Monté pour la première fois au théâtre, « Quelques rêves oubliés » de l’auteur japonais Oriza Hirata propose un voyage onirique tsubtil dans les étoiles, à bord d’un train.

Dans le noir, un martèlement métallique scande le bruit du rail. Tout se déroule dans la pénombre d’un train qui roule dans la nuit, on ne sait pas vers où ni si le voyage durera longtemps. Trois personnes sont à peine éclairées par une lampe de lecture placée au dessus de leur siège. Peu à peu, on découvre Yuko,une ancienne chanteuse populaire, la « Marilyn japonaise », Kiwako, son assistante que l’on pourrait prendre pour sa servante et Yasui, son manager qui a aussi un temps partagé la vie de la chanteuse.
Ils devisent de choses et d’autres pour faire passer le temps. D’apparence anodine, superficielle parfois, la conversation aborde avec beaucoup de légèreté certains sujets graves, ou avec sérieux des thèmes plus futiles. Au gré des mots égrenés et des silences, les personnalités se révèlent en tentant de sortir de l’ennui qui les enveloppe, une image du monde se dessine, les humeurs se développent, les renoncements affleurent. L’ambiance est aussi énigmatique que celle du film « Stranger Than Paradise » de Jim Jarmusch. Des effets lumineux et sonores appuient le côté onirique de ce voyage dans un monde inconnu.Entre réalité et rêve éveillé, « Quelques rêves oubliés » nous transporte dans un espace semi-public, « dans ces mondes flottants, ces lieux où des choses étranges peuvent survenir. »
Pour monter ce texte tout en délicatesse d’Oriza Hirata, une des figures les plus reconnues du théâtre contemporain japonais, la metteuse en scène Camille Panza a été inspirée par la nouvelle de Kenji Miyazawa, « Le train de nuit de la voie lactée ». Première adaptation en français, la pièce a été créée lors d’une résidence à la Chartreuse de Villeneuve-Lez-Avignon et présentée au Japon avant d’arriver à Bruxelles. Lors des premières représentations, surtitrées en japonais, la traductrice n’arrivait pas à suivre le débit des comédiens. Elle leur a donc imposé un tempo plus posé, qui donne aux personnages une présence étrange mais sans artifice.
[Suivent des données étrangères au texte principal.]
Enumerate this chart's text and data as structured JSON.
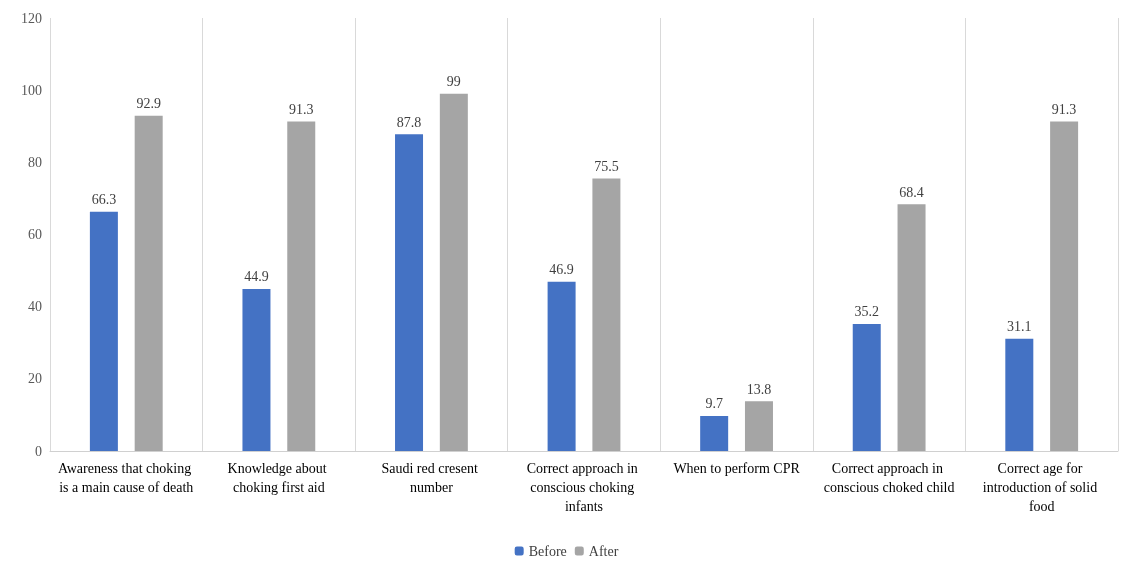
{
  "chart_data": {
    "type": "bar",
    "categories": [
      "Awareness that choking is a main cause of death",
      "Knowledge about choking first aid",
      "Saudi red cresent number",
      "Correct approach in conscious choking infants",
      "When to perform CPR",
      "Correct approach in conscious choked child",
      "Correct age for introduction of solid food"
    ],
    "series": [
      {
        "name": "Before",
        "color": "#4472c4",
        "values": [
          66.3,
          44.9,
          87.8,
          46.9,
          9.7,
          35.2,
          31.1
        ]
      },
      {
        "name": "After",
        "color": "#a5a5a5",
        "values": [
          92.9,
          91.3,
          99,
          75.5,
          13.8,
          68.4,
          91.3
        ]
      }
    ],
    "ylim": [
      0,
      120
    ],
    "yticks": [
      0,
      20,
      40,
      60,
      80,
      100,
      120
    ],
    "grid": "x",
    "legend": "bottom",
    "data_labels": true
  }
}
Camille Panza développe également ici une nouvelle écriture scénique qui utilise des objets plastiques et lumineux. Les dispositifs sonore et lumineux très élaborés (comme, par exemple, des miroirs fixés sur microprocesseurs qui leur imprime des mouvements aléatoires ou déterminés) occupent une place centrale à l’égal des comédiens (Gwen Berrou, Aurélien Dubreuil-Lachaud et Pauline Gillet Chassanne), pourtant très présents et justes dans leur jeu. Le jeu d’ombre et de lumière déforme la perception du spectateur plongé dans un univers étrange où les étoiles et le cosmos sont omniprésents.

« Quelques rêves oubliés » d’Oriza Hirata, mise en scène de Camille Panza, jusqu’au 13 janvier au Théâtre 140 à Bruxelles, 02/733.97.08, www.le140.be.